Rep. Nancy Landry, R-Lafayette, who's trying to become the next House clerk when current House clerk Butch Speer retires at the end of the year, appears before the Board of Ethics scheduled monthly meeting in the Labelle Room of the Lasalle Building Friday April 12, 2019, in Baton Rouge, La. Landry was accompanied by her attorneys Alesia Ardoin and Gray Sexton.

Former state Rep. Nancy Landry, a Lafayette Republican who has worked in Secretary of State Kyle Ardoin’s office for four years, is running for Ardoin’s job.

Landry joins an increasingly crowded field for secretary of state, which is an open seat because Ardoin said in April that he would not run for reelection. Public Service Commissioner Mike Francis and House Speaker Clay Schexnayder, also Republicans, have also announced they are running. So too has Brandon Trosclair, a grocery store owner in Ascension Parish who is working with a group that has made baseless claims of widespread voter fraud.

Landry said in a statement she has the “knowledge and experience to most effectively uphold the integrity of Louisiana’s elections moving forward.”

“I thank Secretary Ardoin for his service, and I look forward to assuring Louisiana citizens that our elections are fair, secure, and accurate,” she said.

The race for secretary of state comes amid a wave of baseless allegations about Louisiana’s election system. Since a national effort to overturn President Donald Trump’s 2020 loss, his supporters have sought to discredit Louisiana elections, claiming widespread fraud. Ardoin complained about the effort in his announcement that he would sit this year's race out. Independent auditors have found Louisiana’s elections are not rife with fraud.

Landry served as a state representative for parts of Lafayette and Vermillion parishes from 2008 to 2019, where she chaired the House Education committee amid a controversial period for state education policy. She was opposed by teachers unions and supported Republican school policies such as support for state vouchers for private schools.

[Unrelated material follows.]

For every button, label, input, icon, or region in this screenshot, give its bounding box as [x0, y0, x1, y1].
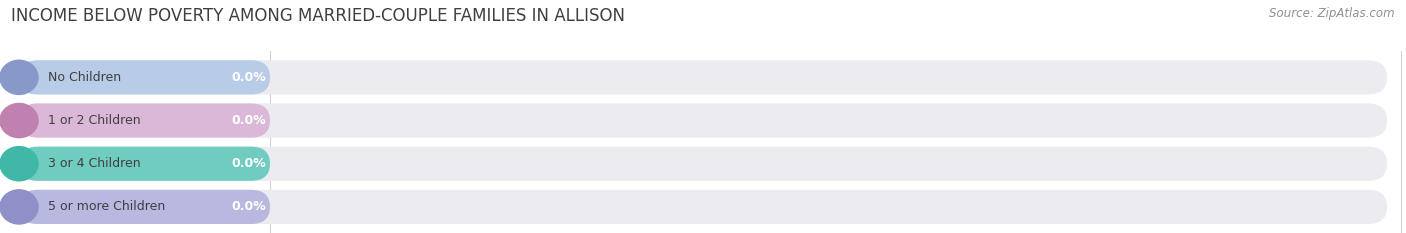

Landry also sought to become House clerk after leaving the Legislature but decided instead to take a job with Ardoin's office. 

During her time in the Legislature, she was a family law attorney and worked to provide oil and gas real estate services. 

She has not yet filed any campaign finance reports. Francis, a wealthy former oil and gas business owner, has the ability to self-finance his bid; he spent millions on his election to the PSC. Schexnayder had $700,000 on hand as of April, plus another $200,000 in a political action committee that he lists as supporting state Rep. John Stefanksi in a bid for attorney general. 

Editor's note, 5/9/23: This story has been corrected to note that Landry decided against running for House clerk.